Building A Mystery - or the compost pile theory of creativity
‘Building A Mystery’ is a Sarah McLauchlan song that came out years ago, and it’s currently stuck in my head—an ear worm that has burrowed in. For some reason, the tune puts me into a mildly melancholy mood and I fall down the rabbit hole of introspection and end up thinking about creativity (which is one of my favourite topics).
Creative output depends on input—one can’t endlessly pull from a well without adding something in. My favourite way to describe it is the compost pile theory of creativity (not my own, but I don’t remember where I originally found it).
Here’s how it works: take a wide swath of ideas and pile it all into one’s mind, then wait for it all to percolate together. In time, creative ideas will emerge from the bottom. Right now, as I stay home as my part of combatting a pandemic, reading is one of the most accessible sources of new ideas.
“At full power, a good book trains us to forgo our immediate environment, trains us to sink into an imaginary space where its private life can thrive at the exclusion of all else.”
Solitude: In Pursuit of a Singular Life in a Crowded World by Michael Harris
We don’t merely read the work—we enter into a dialogue with it.
“We engage in discussion with black marks on pieces of paper, we allow ourselves to confuse those pages with something like reality.”

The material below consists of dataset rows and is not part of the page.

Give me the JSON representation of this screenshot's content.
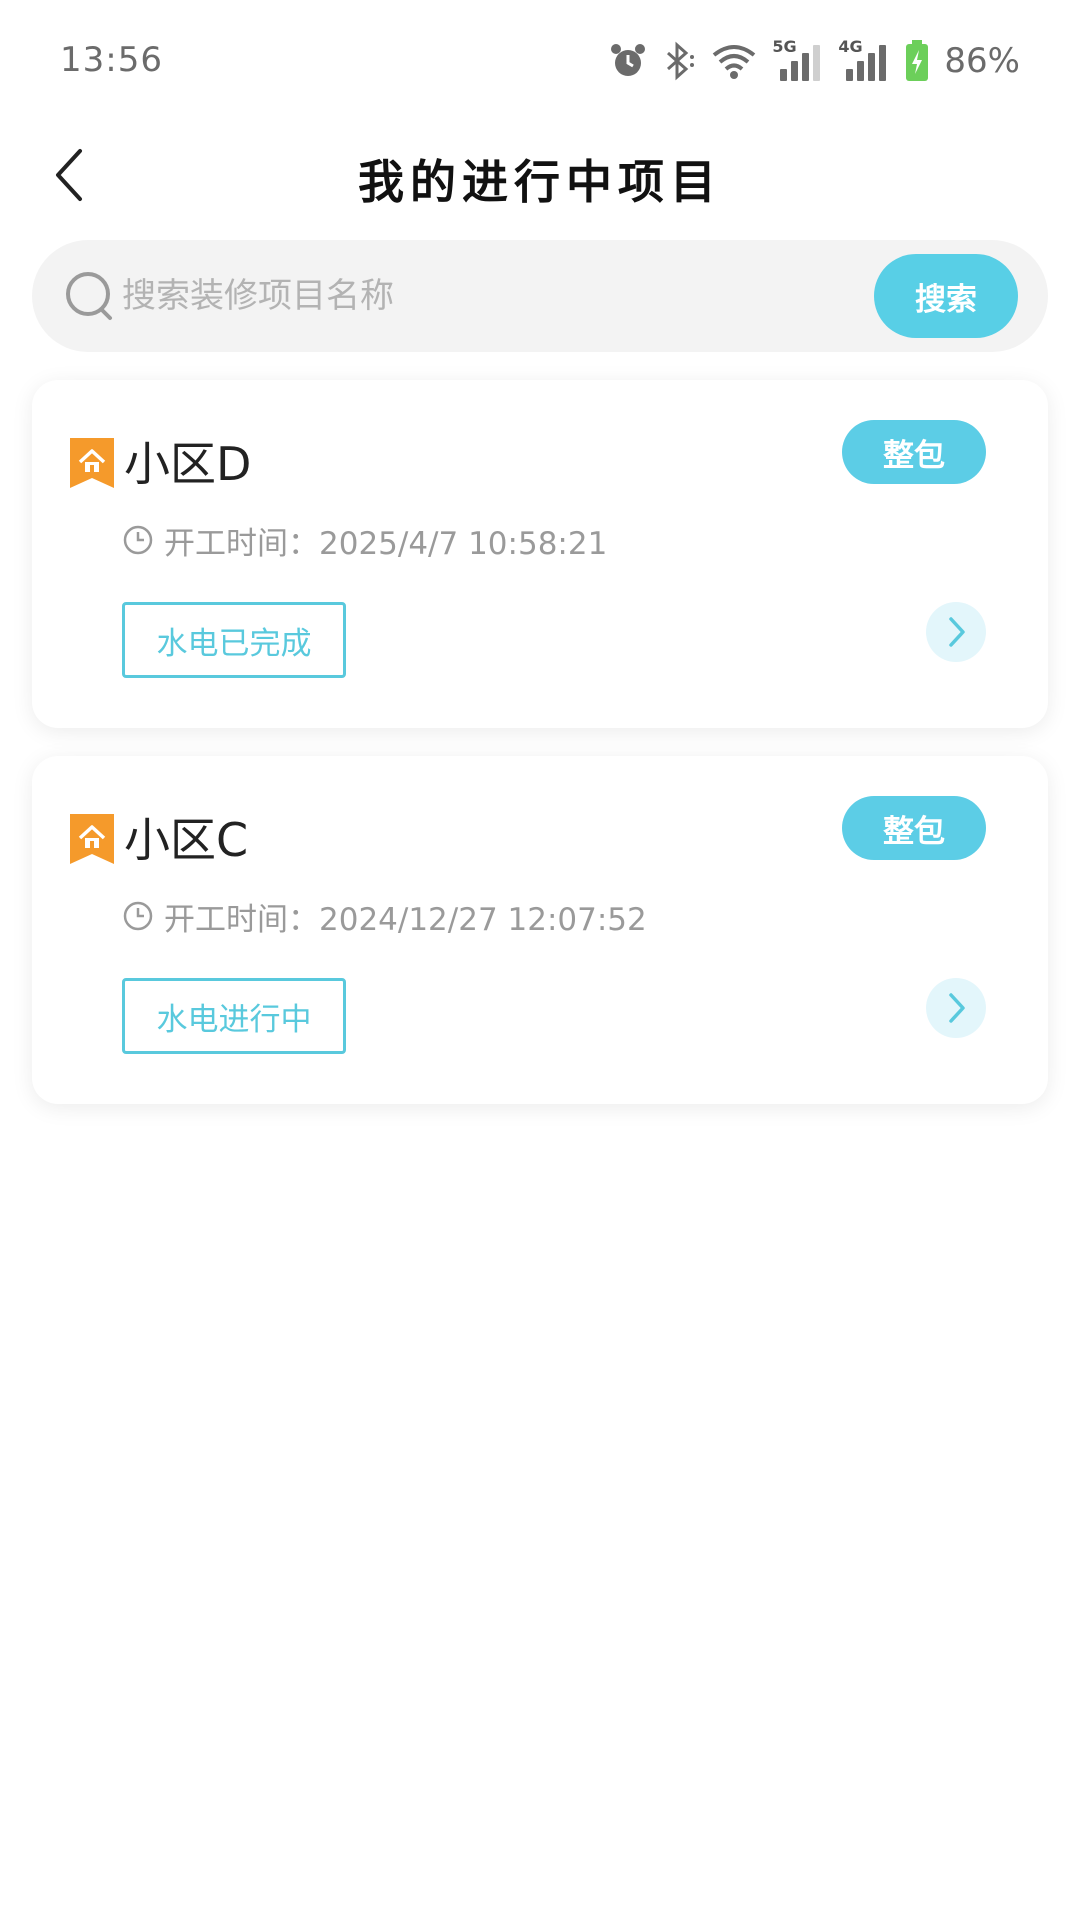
{
  "status_bar": {
    "time": "13:56",
    "battery": "86%",
    "net1": "5G",
    "net2": "4G"
  },
  "header": {
    "title": "我的进行中项目"
  },
  "search": {
    "placeholder": "搜索装修项目名称",
    "value": "",
    "button_label": "搜索"
  },
  "projects": [
    {
      "name": "小区D",
      "tag": "整包",
      "start_label": "开工时间：",
      "start_time": "2025/4/7 10:58:21",
      "status": "水电已完成"
    },
    {
      "name": "小区C",
      "tag": "整包",
      "start_label": "开工时间：",
      "start_time": "2024/12/27 12:07:52",
      "status": "水电进行中"
    }
  ],
  "colors": {
    "accent": "#5ccde6",
    "status_border": "#59c9dd",
    "house_icon": "#f59a2b"
  }
}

Maps of the Imagination: The Writer as Cartographer by Peter Turchi
My fiction to-be-read pile is full of potential gems I can’t wait to explore. I love visiting the new worlds fiction offers (as my preference for fiction tends towards stories with a strong element of wonder).
But, it’s non-fiction that most often gets me thinking. The words on the page become a catalyst focusing my thoughts. I try to cast a wider net here and currently I also have some great non-fiction queued up to be read (above is a snapshot of some of my to-be-read pile). I need books to get me thinking, books worth taking notes from, books with new ideas to add to the compost pile.
So, if you are running low on ideas grab a book.